1.4. Belanghebbende heeft voor de zitting een pleitnota toegezonden aan het Hof en aan de Inspecteur, welke pleitnota met instemming van partijen geacht wordt ter zitting te zijn voorgedragen. Het Hof rekent deze pleitnota tot de stukken van het geding.
1.5. Het Hof heeft het onderzoek ter zitting gesloten en bepaald dat binnen twaalf weken schriftelijk uitspraak wordt gedaan.
2. Feiten
Op grond van de stukken en het verhandelde ter zitting staat als tussen partijen niet in geschil, dan wel door een van hen gesteld en door de wederpartij niet of onvoldoende weersproken, het volgende vast.
2.1. Belanghebbende dreef in 1998 in de vorm van een eenmanszaak een kwekerij van bomen en heesters.

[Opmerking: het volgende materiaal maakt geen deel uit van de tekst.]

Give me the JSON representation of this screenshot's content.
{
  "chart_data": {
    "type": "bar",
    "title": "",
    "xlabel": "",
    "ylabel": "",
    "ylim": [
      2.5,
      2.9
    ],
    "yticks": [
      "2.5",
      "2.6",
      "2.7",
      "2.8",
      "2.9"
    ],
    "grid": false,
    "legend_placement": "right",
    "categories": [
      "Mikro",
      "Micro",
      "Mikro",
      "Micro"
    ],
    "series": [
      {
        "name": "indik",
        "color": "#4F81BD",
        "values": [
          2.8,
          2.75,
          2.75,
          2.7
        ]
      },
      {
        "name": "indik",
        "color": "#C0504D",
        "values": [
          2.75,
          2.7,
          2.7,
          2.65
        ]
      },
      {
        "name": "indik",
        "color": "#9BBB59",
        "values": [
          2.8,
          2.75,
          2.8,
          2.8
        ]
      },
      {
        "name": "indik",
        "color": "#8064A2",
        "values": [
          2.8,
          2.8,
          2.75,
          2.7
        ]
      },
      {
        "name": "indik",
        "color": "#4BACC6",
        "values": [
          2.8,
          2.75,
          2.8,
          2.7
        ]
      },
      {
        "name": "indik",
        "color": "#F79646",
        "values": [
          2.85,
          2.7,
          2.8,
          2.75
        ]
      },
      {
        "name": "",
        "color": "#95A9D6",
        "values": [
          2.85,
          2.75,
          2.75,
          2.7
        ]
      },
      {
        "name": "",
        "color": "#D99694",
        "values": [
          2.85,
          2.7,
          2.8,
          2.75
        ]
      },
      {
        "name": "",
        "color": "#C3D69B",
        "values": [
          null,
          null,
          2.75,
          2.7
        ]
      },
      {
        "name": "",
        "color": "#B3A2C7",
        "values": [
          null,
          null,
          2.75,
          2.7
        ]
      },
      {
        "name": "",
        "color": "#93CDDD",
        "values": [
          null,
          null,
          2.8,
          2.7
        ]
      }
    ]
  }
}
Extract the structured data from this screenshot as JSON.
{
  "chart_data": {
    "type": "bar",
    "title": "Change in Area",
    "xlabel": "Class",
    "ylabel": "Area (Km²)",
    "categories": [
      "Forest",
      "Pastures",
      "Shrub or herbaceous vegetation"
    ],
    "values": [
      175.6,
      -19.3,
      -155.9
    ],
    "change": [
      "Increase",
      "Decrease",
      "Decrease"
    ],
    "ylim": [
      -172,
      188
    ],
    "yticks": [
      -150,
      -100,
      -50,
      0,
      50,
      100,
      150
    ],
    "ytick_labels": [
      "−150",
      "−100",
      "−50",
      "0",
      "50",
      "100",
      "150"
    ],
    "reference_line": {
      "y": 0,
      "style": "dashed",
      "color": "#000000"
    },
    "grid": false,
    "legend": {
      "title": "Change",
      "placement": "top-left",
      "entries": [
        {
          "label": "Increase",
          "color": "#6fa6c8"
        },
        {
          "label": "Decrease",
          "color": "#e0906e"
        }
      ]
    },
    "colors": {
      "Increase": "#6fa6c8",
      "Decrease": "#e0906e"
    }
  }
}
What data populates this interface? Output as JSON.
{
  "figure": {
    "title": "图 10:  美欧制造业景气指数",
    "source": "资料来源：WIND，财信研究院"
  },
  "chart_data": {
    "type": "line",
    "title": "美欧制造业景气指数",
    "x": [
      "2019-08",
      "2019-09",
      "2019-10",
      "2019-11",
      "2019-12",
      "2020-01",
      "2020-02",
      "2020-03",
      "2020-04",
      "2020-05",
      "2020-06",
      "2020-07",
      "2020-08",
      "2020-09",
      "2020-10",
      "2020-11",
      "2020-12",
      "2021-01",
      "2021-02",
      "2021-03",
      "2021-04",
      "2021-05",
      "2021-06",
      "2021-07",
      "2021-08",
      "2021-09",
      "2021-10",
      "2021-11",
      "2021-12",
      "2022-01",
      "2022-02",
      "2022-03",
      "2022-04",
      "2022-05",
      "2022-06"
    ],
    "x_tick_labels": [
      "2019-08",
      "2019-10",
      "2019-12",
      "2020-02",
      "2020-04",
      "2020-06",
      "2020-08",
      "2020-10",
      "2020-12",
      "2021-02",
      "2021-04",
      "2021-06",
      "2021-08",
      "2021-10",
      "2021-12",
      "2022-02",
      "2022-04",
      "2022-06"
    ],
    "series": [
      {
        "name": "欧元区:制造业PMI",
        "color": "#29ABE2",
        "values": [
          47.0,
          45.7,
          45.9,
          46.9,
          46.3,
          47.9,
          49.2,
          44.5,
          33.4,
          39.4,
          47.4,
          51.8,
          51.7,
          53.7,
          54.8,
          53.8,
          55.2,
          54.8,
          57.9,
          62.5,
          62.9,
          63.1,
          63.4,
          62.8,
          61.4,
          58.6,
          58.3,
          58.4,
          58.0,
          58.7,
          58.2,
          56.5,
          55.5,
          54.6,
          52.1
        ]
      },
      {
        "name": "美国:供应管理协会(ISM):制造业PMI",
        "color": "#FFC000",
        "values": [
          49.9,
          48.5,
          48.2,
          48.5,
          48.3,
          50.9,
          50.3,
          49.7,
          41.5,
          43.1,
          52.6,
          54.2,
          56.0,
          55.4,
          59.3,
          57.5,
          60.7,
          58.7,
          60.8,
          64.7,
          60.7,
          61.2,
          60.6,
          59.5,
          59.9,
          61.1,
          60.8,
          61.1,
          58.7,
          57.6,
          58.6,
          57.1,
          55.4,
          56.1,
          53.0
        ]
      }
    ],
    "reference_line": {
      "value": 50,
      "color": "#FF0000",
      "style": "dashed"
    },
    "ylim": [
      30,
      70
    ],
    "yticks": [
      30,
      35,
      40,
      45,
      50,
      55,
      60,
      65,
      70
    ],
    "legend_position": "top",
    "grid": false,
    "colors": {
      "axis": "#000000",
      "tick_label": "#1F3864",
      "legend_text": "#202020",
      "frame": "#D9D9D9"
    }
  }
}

De onderneming, die per 31 december 1998 is gestaakt, bestond sedert het begin van de jaren '60. Zij is steeds gedreven op het adres Alaan 1 te Y.
2.2. Aan de Alaan waren op één perceel gelegen de woning met ondergrond van belanghebbende en de gronden waarop de onderneming werd uitgeoefend, de kwekersgronden, in totaal circa 1,2 hectare. In het onderhavige jaar is een deel van het perceel aan de N.V. Nederlandse Spoorwegen (hierna: NS) verkocht in verband met de uitbreiding van het railtraject ter plaatse.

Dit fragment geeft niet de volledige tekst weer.